Вера медленно, стараясь не спешить, вышла из-за стола и стала натягивать пальто.

– Никуда не пойдешь! – Отчим побагровел. Он распалился не на шутку. – Наш ужин еще не окончен, и будь добра досидеть до конца. То-о-о-ртик мать испекла!

Но Вера молча продолжала одеваться.

Роль взыскующего порядка главы семьи пробудила в Николае Николаевиче гневного истерика. Стараясь скрыть дрожь, он выскочил в коридор и встал на пороге.

– Я сказал, ты сейчас никуда не пойдешь! Куда понесло? На пьянку? В постель к мужичку?

– Я добром прошу тебя, отойди. – Вера закипала. – Отойди, говорю. Ты не смеешь!

– А-а-а, я не смею? Еще как смею! – По-рысьи кинувшись к Вере, отчим изо всех сил отшвырнул ее прочь от двери. Пролетев по коридору, она ударилась спиной о книжные полки.

«Мама, – у нее стучало в висках, – ради тебя это вынесу!»

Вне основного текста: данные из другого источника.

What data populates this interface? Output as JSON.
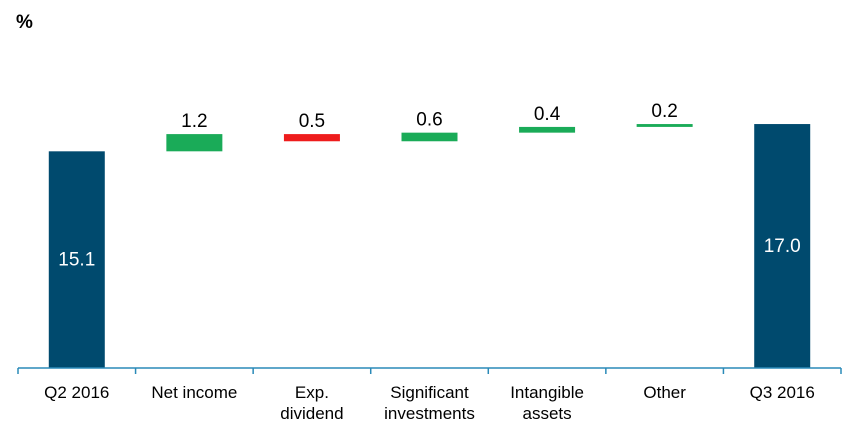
{
  "chart_data": {
    "type": "waterfall",
    "unit_label": "%",
    "categories": [
      {
        "label_lines": [
          "Q2 2016"
        ]
      },
      {
        "label_lines": [
          "Net income"
        ]
      },
      {
        "label_lines": [
          "Exp.",
          "dividend"
        ]
      },
      {
        "label_lines": [
          "Significant",
          "investments"
        ]
      },
      {
        "label_lines": [
          "Intangible",
          "assets"
        ]
      },
      {
        "label_lines": [
          "Other"
        ]
      },
      {
        "label_lines": [
          "Q3 2016"
        ]
      }
    ],
    "bars": [
      {
        "kind": "total",
        "value": 15.1,
        "label": "15.1"
      },
      {
        "kind": "increase",
        "value": 1.2,
        "label": "1.2"
      },
      {
        "kind": "decrease",
        "value": -0.5,
        "label": "0.5"
      },
      {
        "kind": "increase",
        "value": 0.6,
        "label": "0.6"
      },
      {
        "kind": "increase",
        "value": 0.4,
        "label": "0.4"
      },
      {
        "kind": "increase",
        "value": 0.2,
        "label": "0.2"
      },
      {
        "kind": "total",
        "value": 17.0,
        "label": "17.0"
      }
    ],
    "colors": {
      "total": "#004a6e",
      "increase": "#1aab58",
      "decrease": "#ee1c1c",
      "axis": "#2a8ab8"
    }
  }
}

– Коля, уйди! – Ирина Ивановна рванулась к дочери, заслоняя ее от разъяренного мужа. Она колотила его кулачками по голове, по плечам, пинала, жалобно взвизгивая, и, оказавшись неожиданно сильной, затащила мужа в комнату и повалила на диван.

Зазвенело разбитое блюдо. Ирина Ивановна рыдала в голос. Вера поднялась, схватила сумочку, рванула дверь и выбежала.

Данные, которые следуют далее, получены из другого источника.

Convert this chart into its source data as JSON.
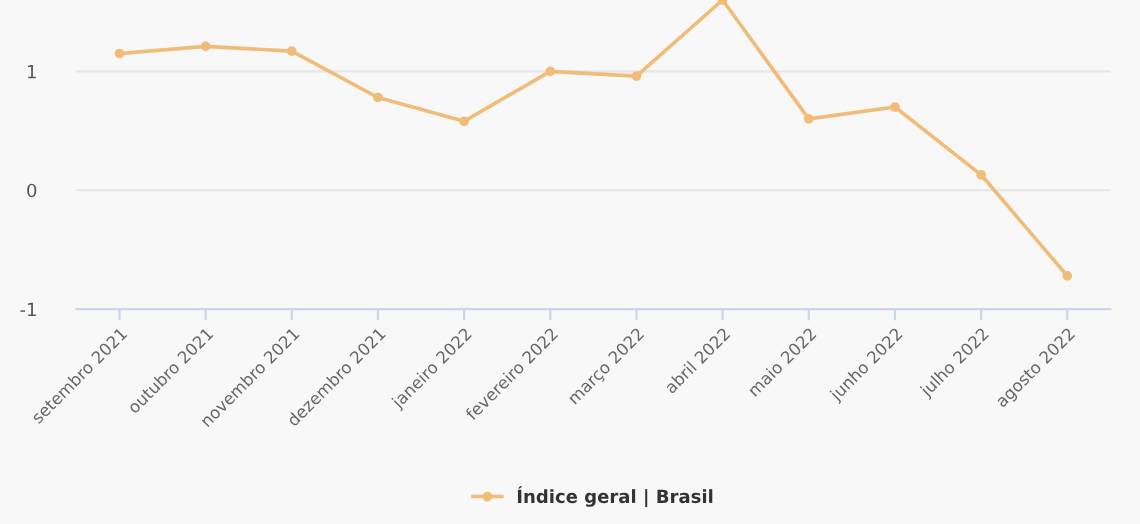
{
  "chart_data": {
    "type": "line",
    "categories": [
      "setembro 2021",
      "outubro 2021",
      "novembro 2021",
      "dezembro 2021",
      "janeiro 2022",
      "fevereiro 2022",
      "março 2022",
      "abril 2022",
      "maio 2022",
      "junho 2022",
      "julho 2022",
      "agosto 2022"
    ],
    "series": [
      {
        "name": "Índice geral | Brasil",
        "color": "#f0bc78",
        "values": [
          1.15,
          1.21,
          1.17,
          0.78,
          0.58,
          1.0,
          0.96,
          1.6,
          0.6,
          0.7,
          0.13,
          -0.72
        ]
      }
    ],
    "ylim": [
      -1,
      1.6
    ],
    "yticks": [
      -1,
      0,
      1
    ],
    "grid": "y",
    "legend": "bottom",
    "marker": "circle",
    "line_style": "solid"
  }
}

Вон из своего бывшего дома!

Но не успела она дойти до угла, как ее догнала побелевшая, растрепанная Ирина Ивановна – без шапки, в распахнутом пальто.

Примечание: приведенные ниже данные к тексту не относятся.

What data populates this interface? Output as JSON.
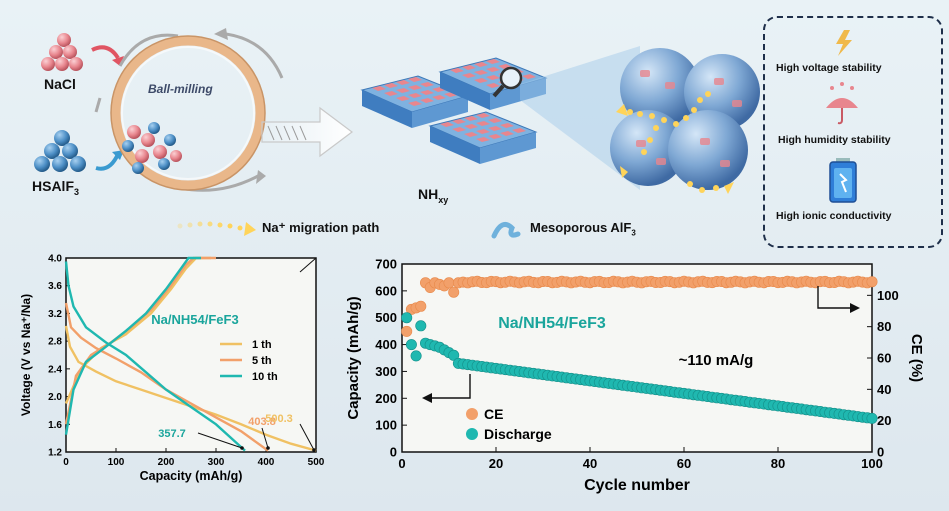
{
  "top": {
    "nacl_label": "NaCl",
    "hsalf3_label": "HSAlF",
    "hsalf3_sub": "3",
    "ballmill_label": "Ball-milling",
    "nh_label": "NH",
    "nh_sub": "xy",
    "legend_path": "Na⁺ migration path",
    "legend_meso": "Mesoporous AlF",
    "legend_meso_sub": "3",
    "props": [
      "High voltage stability",
      "High humidity stability",
      "High ionic conductivity"
    ]
  },
  "colors": {
    "sphere": "#e8868e",
    "crystal": "#4d8fc6",
    "teal": "#1fb8b0",
    "orange": "#f2a06a",
    "yellow": "#f0c163"
  },
  "chart_data": [
    {
      "type": "line",
      "title": "Na/NH54/FeF3",
      "xlabel": "Capacity (mAh/g)",
      "ylabel": "Voltage (V vs Na⁺/Na)",
      "xlim": [
        0,
        500
      ],
      "ylim": [
        1.2,
        4.0
      ],
      "xticks": [
        0,
        100,
        200,
        300,
        400,
        500
      ],
      "yticks": [
        1.2,
        1.6,
        2.0,
        2.4,
        2.8,
        3.2,
        3.6,
        4.0
      ],
      "series": [
        {
          "name": "1 th",
          "color": "#f0c163",
          "discharge": [
            [
              0,
              3.02
            ],
            [
              8,
              2.72
            ],
            [
              25,
              2.5
            ],
            [
              60,
              2.36
            ],
            [
              100,
              2.22
            ],
            [
              150,
              2.1
            ],
            [
              200,
              1.98
            ],
            [
              250,
              1.86
            ],
            [
              300,
              1.74
            ],
            [
              350,
              1.6
            ],
            [
              400,
              1.45
            ],
            [
              450,
              1.32
            ],
            [
              500,
              1.22
            ]
          ],
          "charge": [
            [
              0,
              1.9
            ],
            [
              30,
              2.4
            ],
            [
              70,
              2.7
            ],
            [
              120,
              2.9
            ],
            [
              170,
              3.2
            ],
            [
              210,
              3.55
            ],
            [
              240,
              3.85
            ],
            [
              260,
              4.0
            ],
            [
              290,
              4.0
            ]
          ]
        },
        {
          "name": "5 th",
          "color": "#f2a06a",
          "discharge": [
            [
              0,
              3.35
            ],
            [
              10,
              3.0
            ],
            [
              30,
              2.85
            ],
            [
              60,
              2.7
            ],
            [
              100,
              2.55
            ],
            [
              150,
              2.35
            ],
            [
              200,
              2.1
            ],
            [
              250,
              1.9
            ],
            [
              300,
              1.7
            ],
            [
              350,
              1.5
            ],
            [
              404,
              1.22
            ]
          ],
          "charge": [
            [
              0,
              1.6
            ],
            [
              20,
              2.3
            ],
            [
              50,
              2.6
            ],
            [
              90,
              2.78
            ],
            [
              130,
              3.0
            ],
            [
              170,
              3.25
            ],
            [
              210,
              3.6
            ],
            [
              240,
              3.9
            ],
            [
              255,
              4.0
            ],
            [
              300,
              4.0
            ]
          ]
        },
        {
          "name": "10 th",
          "color": "#1fb8b0",
          "discharge": [
            [
              0,
              3.95
            ],
            [
              5,
              3.6
            ],
            [
              15,
              3.3
            ],
            [
              40,
              3.0
            ],
            [
              80,
              2.78
            ],
            [
              120,
              2.6
            ],
            [
              160,
              2.35
            ],
            [
              200,
              2.1
            ],
            [
              250,
              1.85
            ],
            [
              300,
              1.6
            ],
            [
              358,
              1.22
            ]
          ],
          "charge": [
            [
              0,
              1.45
            ],
            [
              15,
              2.1
            ],
            [
              40,
              2.5
            ],
            [
              80,
              2.72
            ],
            [
              120,
              2.95
            ],
            [
              160,
              3.2
            ],
            [
              200,
              3.55
            ],
            [
              230,
              3.85
            ],
            [
              245,
              4.0
            ],
            [
              270,
              4.0
            ]
          ]
        }
      ],
      "annotations": [
        "357.7",
        "403.8",
        "500.3"
      ]
    },
    {
      "type": "scatter",
      "title": "Na/NH54/FeF3",
      "annotation": "~110 mA/g",
      "xlabel": "Cycle number",
      "ylabel": "Capacity (mAh/g)",
      "ylabel_right": "CE (%)",
      "xlim": [
        0,
        100
      ],
      "ylim": [
        0,
        700
      ],
      "ylim_right": [
        0,
        120
      ],
      "xticks": [
        0,
        20,
        40,
        60,
        80,
        100
      ],
      "yticks": [
        0,
        100,
        200,
        300,
        400,
        500,
        600,
        700
      ],
      "yticks_right": [
        0,
        20,
        40,
        60,
        80,
        100
      ],
      "ce_series": {
        "name": "CE",
        "color": "#f2a06a",
        "start_points": [
          [
            1,
            77
          ],
          [
            2,
            91
          ],
          [
            3,
            92
          ],
          [
            4,
            93
          ],
          [
            5,
            108
          ],
          [
            6,
            105
          ],
          [
            7,
            108
          ],
          [
            8,
            107
          ],
          [
            9,
            106
          ],
          [
            10,
            108
          ],
          [
            11,
            102
          ],
          [
            12,
            108
          ]
        ],
        "steady_value": 108.5
      },
      "discharge_series": {
        "name": "Discharge",
        "color": "#1fb8b0",
        "start_points": [
          [
            1,
            500
          ],
          [
            2,
            400
          ],
          [
            3,
            358
          ],
          [
            4,
            470
          ],
          [
            5,
            405
          ],
          [
            6,
            400
          ],
          [
            7,
            395
          ],
          [
            8,
            390
          ],
          [
            9,
            380
          ],
          [
            10,
            370
          ],
          [
            11,
            360
          ]
        ],
        "end_value_at_100": 125,
        "value_at_12": 330
      }
    }
  ]
}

– Доченька, девочка моя, как же это… Что же… – Она обняла Веру, прижалась к ней мокрой от слез щекой.

– Мамочка, родная моя, не обращай ты внимания, плюнь на него, я давно тебе говорила… Ну зачем он тебе? Нам будет хорошо вместе, я так тебя люблю. Переезжай ко мне. Сегодня же!

– Нет уж, куда уж, маленькая моя, жизнь-то кончена. Прожита! А на старости лет из дому не бегут… Ты вот только береги себя да появляйся почаще. – Она начала успокаиваться, и суровая резкая складка пролегла у нее меж бровей.

– Мамочка моя, – зарыдала Вера, – ну почему, почему… – Она, порывшись в сумочке, достала платок и стала утирать градом лившиеся слезы. – Почему ты не хочешь сказать… кто был мой отец? – Она мотала головой, уткнувшись в материно плечо.

– Милая моя, не надо, не береди мне душу. Может быть, перед смертью… Не тронь ты этого, не проси! – Тут Ирина Ивановна стала железной и твердой как скала – Вера даже на ощупь почувствовала в ней эту перемену. – Держись, мой звоночек, и ничего не бойся! Я же рядом с тобой. А об отце – не проси, забудь! Не было его… Не было и нет.

Они постояли еще немного, обнявшись, потом Ирина Ивановна перекрестила Веру, поцеловала, сказала, что заглянет на днях, та пообещала почаще звонить, и они оторвались друг от друга. И у каждой душу – словно бы пополам…

Добредя до метро, Вера подумала: «Ну, куда теперь? Позвонить Таше? Или к Маринке на огонек – у нее всегда людно, отвлекусь…»

Но помимо воли, будто чьей-то незримой рукой, ее повлекло домой, в Трехпрудный. Сердце подсказывало: чтобы преодолеть эту боль, нужно переломить себя, собственный душевный раздрызг, вернуться к белым листам бумаги. И писать роман.